Dawkins credits his list of varied skills for his success. He believes a diverse set of skills and experiences create neuropathways that, “become reservoirs in your consciousness you can reach back into for insights you’re applying to something totally dissimilar. I think the more of these reservoirs you have available, the more likely you can see through the fog.”

We’ve gotten better as a society at encouraging each other to take risks, try new things, and make mistakes. But this advice tends to come while we’re still on our way toward success. The more successful we become, the more we hear what bankers and high-school guidance counselors have been shelling for generations, “Take what you have and invest where incremental growth is possible and probable.”

And it’s not bad advice.

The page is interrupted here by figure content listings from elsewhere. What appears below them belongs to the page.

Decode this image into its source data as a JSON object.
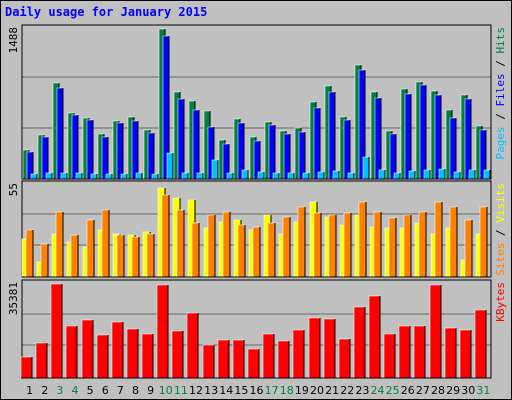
{
  "title": "Daily usage for January 2015",
  "colors": {
    "hits": "#008040",
    "files": "#0000ff",
    "pages": "#00c0ff",
    "visits": "#ffff00",
    "sites": "#ff8000",
    "kbytes": "#ff0000",
    "day_normal": "#000000",
    "day_weekend": "#008040",
    "background": "#c0c0c0"
  },
  "chart_data": [
    {
      "type": "bar",
      "panel": "top",
      "title": "Daily usage for January 2015",
      "ylabel_parts": [
        "Pages",
        "Files",
        "Hits"
      ],
      "ylabel_sep": " / ",
      "ymax_label": "1488",
      "ylim": [
        0,
        1488
      ],
      "categories": [
        "1",
        "2",
        "3",
        "4",
        "5",
        "6",
        "7",
        "8",
        "9",
        "10",
        "11",
        "12",
        "13",
        "14",
        "15",
        "16",
        "17",
        "18",
        "19",
        "20",
        "21",
        "22",
        "23",
        "24",
        "25",
        "26",
        "27",
        "28",
        "29",
        "30",
        "31"
      ],
      "series": [
        {
          "name": "Hits",
          "color": "#008040",
          "values": [
            290,
            440,
            950,
            650,
            610,
            450,
            580,
            620,
            490,
            1488,
            860,
            770,
            670,
            390,
            600,
            420,
            570,
            480,
            510,
            760,
            920,
            620,
            1130,
            860,
            480,
            890,
            960,
            870,
            680,
            830,
            530
          ]
        },
        {
          "name": "Files",
          "color": "#0000ff",
          "values": [
            270,
            420,
            900,
            630,
            590,
            420,
            560,
            580,
            460,
            1420,
            790,
            680,
            520,
            350,
            560,
            380,
            540,
            450,
            470,
            700,
            860,
            590,
            1080,
            800,
            450,
            840,
            930,
            830,
            610,
            790,
            490
          ]
        },
        {
          "name": "Pages",
          "color": "#00c0ff",
          "values": [
            50,
            60,
            60,
            60,
            50,
            50,
            50,
            60,
            50,
            260,
            60,
            60,
            190,
            60,
            90,
            70,
            60,
            60,
            60,
            70,
            80,
            60,
            220,
            90,
            60,
            80,
            90,
            100,
            70,
            90,
            90
          ]
        }
      ]
    },
    {
      "type": "bar",
      "panel": "middle",
      "ylabel_parts": [
        "Sites",
        "Visits"
      ],
      "ylabel_sep": " / ",
      "ymax_label": "55",
      "ylim": [
        0,
        55
      ],
      "categories": [
        "1",
        "2",
        "3",
        "4",
        "5",
        "6",
        "7",
        "8",
        "9",
        "10",
        "11",
        "12",
        "13",
        "14",
        "15",
        "16",
        "17",
        "18",
        "19",
        "20",
        "21",
        "22",
        "23",
        "24",
        "25",
        "26",
        "27",
        "28",
        "29",
        "30",
        "31"
      ],
      "series": [
        {
          "name": "Visits",
          "color": "#ffff00",
          "values": [
            23,
            9,
            26,
            21,
            18,
            28,
            26,
            25,
            27,
            53,
            47,
            46,
            29,
            33,
            34,
            28,
            37,
            26,
            33,
            45,
            36,
            31,
            37,
            30,
            29,
            29,
            32,
            26,
            29,
            10,
            26
          ]
        },
        {
          "name": "Sites",
          "color": "#ff8000",
          "values": [
            28,
            20,
            39,
            25,
            34,
            40,
            25,
            24,
            26,
            49,
            40,
            32,
            37,
            39,
            31,
            30,
            32,
            36,
            42,
            38,
            37,
            38,
            45,
            39,
            35,
            37,
            39,
            45,
            42,
            34,
            42
          ]
        }
      ]
    },
    {
      "type": "bar",
      "panel": "bottom",
      "ylabel_parts": [
        "KBytes"
      ],
      "ylabel_sep": "",
      "ymax_label": "35381",
      "ylim": [
        0,
        35381
      ],
      "categories": [
        "1",
        "2",
        "3",
        "4",
        "5",
        "6",
        "7",
        "8",
        "9",
        "10",
        "11",
        "12",
        "13",
        "14",
        "15",
        "16",
        "17",
        "18",
        "19",
        "20",
        "21",
        "22",
        "23",
        "24",
        "25",
        "26",
        "27",
        "28",
        "29",
        "30",
        "31"
      ],
      "series": [
        {
          "name": "KBytes",
          "color": "#ff0000",
          "values": [
            8000,
            13000,
            35381,
            19500,
            22000,
            16000,
            21000,
            18500,
            16500,
            35000,
            17800,
            24500,
            12500,
            14400,
            14200,
            11000,
            16700,
            14000,
            18000,
            22600,
            22100,
            14800,
            26600,
            30900,
            16500,
            19700,
            19500,
            35100,
            19000,
            18100,
            25600
          ]
        }
      ]
    }
  ],
  "days": [
    {
      "label": "1",
      "weekend": false
    },
    {
      "label": "2",
      "weekend": false
    },
    {
      "label": "3",
      "weekend": true
    },
    {
      "label": "4",
      "weekend": true
    },
    {
      "label": "5",
      "weekend": false
    },
    {
      "label": "6",
      "weekend": false
    },
    {
      "label": "7",
      "weekend": false
    },
    {
      "label": "8",
      "weekend": false
    },
    {
      "label": "9",
      "weekend": false
    },
    {
      "label": "10",
      "weekend": true
    },
    {
      "label": "11",
      "weekend": true
    },
    {
      "label": "12",
      "weekend": false
    },
    {
      "label": "13",
      "weekend": false
    },
    {
      "label": "14",
      "weekend": false
    },
    {
      "label": "15",
      "weekend": false
    },
    {
      "label": "16",
      "weekend": false
    },
    {
      "label": "17",
      "weekend": true
    },
    {
      "label": "18",
      "weekend": true
    },
    {
      "label": "19",
      "weekend": false
    },
    {
      "label": "20",
      "weekend": false
    },
    {
      "label": "21",
      "weekend": false
    },
    {
      "label": "22",
      "weekend": false
    },
    {
      "label": "23",
      "weekend": false
    },
    {
      "label": "24",
      "weekend": true
    },
    {
      "label": "25",
      "weekend": true
    },
    {
      "label": "26",
      "weekend": false
    },
    {
      "label": "27",
      "weekend": false
    },
    {
      "label": "28",
      "weekend": false
    },
    {
      "label": "29",
      "weekend": false
    },
    {
      "label": "30",
      "weekend": false
    },
    {
      "label": "31",
      "weekend": true
    }
  ]
}
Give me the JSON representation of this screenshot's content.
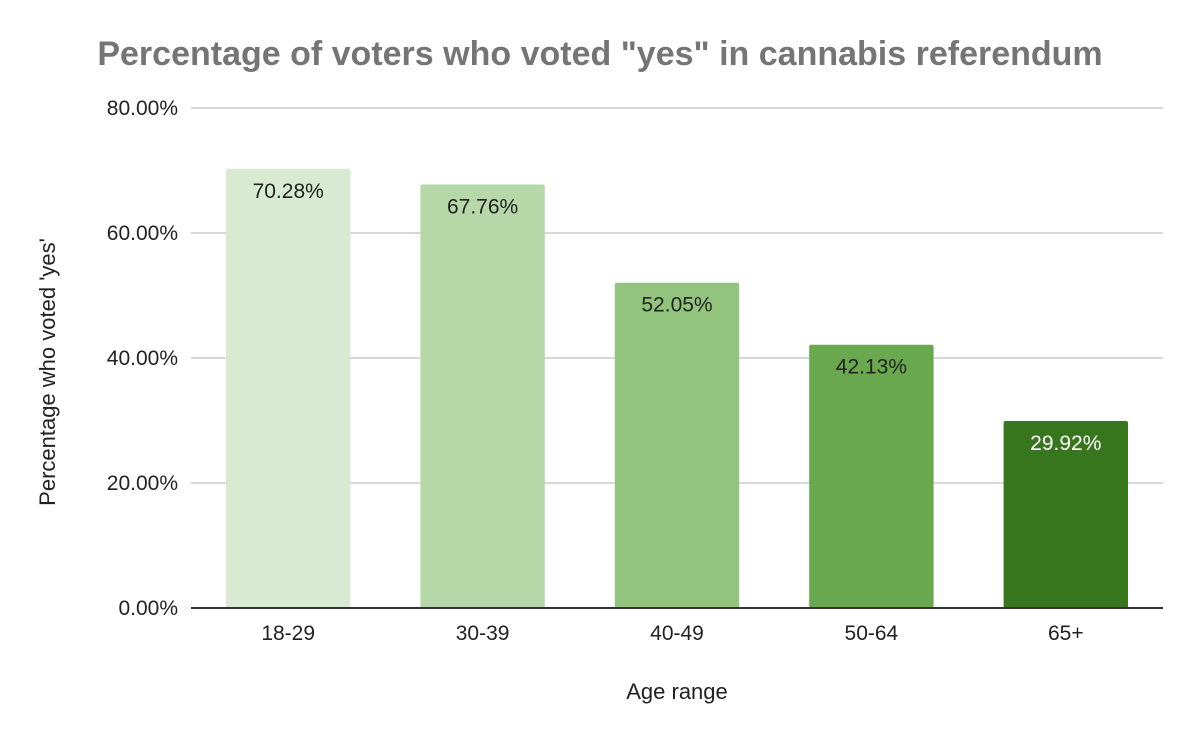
{
  "chart_data": {
    "type": "bar",
    "title": "Percentage of voters who voted \"yes\" in cannabis referendum",
    "xlabel": "Age range",
    "ylabel": "Percentage who voted 'yes'",
    "categories": [
      "18-29",
      "30-39",
      "40-49",
      "50-64",
      "65+"
    ],
    "values": [
      70.28,
      67.76,
      52.05,
      42.13,
      29.92
    ],
    "value_labels": [
      "70.28%",
      "67.76%",
      "52.05%",
      "42.13%",
      "29.92%"
    ],
    "bar_colors": [
      "#d9ead3",
      "#b6d7a8",
      "#93c47d",
      "#6aa84f",
      "#38761d"
    ],
    "label_colors": [
      "#222222",
      "#222222",
      "#222222",
      "#222222",
      "#ffffff"
    ],
    "ylim": [
      0,
      80
    ],
    "yticks": [
      0,
      20,
      40,
      60,
      80
    ],
    "ytick_labels": [
      "0.00%",
      "20.00%",
      "40.00%",
      "60.00%",
      "80.00%"
    ],
    "grid": true,
    "legend": "none"
  }
}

Throughout history, this modus operandi has been the sanest and safest play. But now — in the new world — things move fast. Tomorrow’s industries rise and yesterday’s die. Faster than ever before. And the modern landscape is unforgiveness to those who can’t adapt or are afraid to begin again.

And yet, if cross-training the brain never been more important, why is it still so difficult?

Because no one likes going backward.

Exploring a new arena means going back to a place where you’re not an expert. A place where uncertainty, failure, and lower profits are probably waiting. And for anyone who has already transformed years of productivity into “success,” it’s a dismal proposition.

***

When Agatha Christie made it to Baghdad she was invited into the social circles of other British settlers. Her schedule quickly filled with cricket dates and afternoon tea-times — the same activities that bored her back home. Christie came to Baghdad for adventure. When she heard about the archeological site Ur, the once upon a time capital of Sumeria in 3000 BC, she made her way off the resort and onto the dust covered roads.

The archeological site struck a deep chord in her. In her memoir, Come, Show Me How You Live, she wrote:

“The lure of the past came to grab me. To see a dagger slowly appearing with its gold glint through the sand was romantic. The carefulness of lifting pots and objects from the soil filled me with a longing to be an archaeologist myself.”

It was at the site of Ur that she met the archaeologist Max Mallowan, who would become her second husband. Christie spent the next decade of her life traveling with Max to excavation sites all across Syria and Iraq. She joined Max’s team and helped restore ancient pottery, preserve artifacts, and document findings.

It’d be easy to assume this new path, beginning in her forties, would take her away from her writing, but it brought her closer. Archaeology gave Christie more than a new skill set. She gained a new lens for seeing the world. She had new characters, new landscapes, and new rivers of thought.

In 1934, she wrote her most celebrated novel, Murder on the Orient Express, dedicated to Max and inspired by her many trips on the train. She then wrote Murder in Mesopotamia and Death on the Nile, all drawing from her second life as an archaeologist.

***

I had learned already never to empty the well of my writing, but always to stop when there was still something there in the deep part of the well and let it refill at night from the springs that fed it.” — Ernest Hemingway

The well that we all draw from is the well of our life’s experience. And it doesn’t refill with fresh water through extended periods of doing the same thing, thinking the same way. You can’t adopt and then challenge the ways of the world without proper exposure to them. Exploration isn’t just the diversification of experience and skill, but also the diversification of empathy, ego, and courage.

To lead a life of true accomplishment it’s not enough to be productive. You need to stay productive. Exploring new realms where your expertise is limited may increase rates of failure in the short term, but the more cross-training you do, the more likely you can, “see through the fog” when it matters most.

Art can’t imitate life if you don’t, ya know, have a life. We need to remember that productivity and success can become bricks in a wall that overshadow exploration. We have to continue to explore, learn, try, and fail so we can cross-train our minds and arrive at productivity with wide-eyed perspective and fresh water in our wells.

And hopefully, it won’t take heartbreak or a mental breakdown to push us out the door.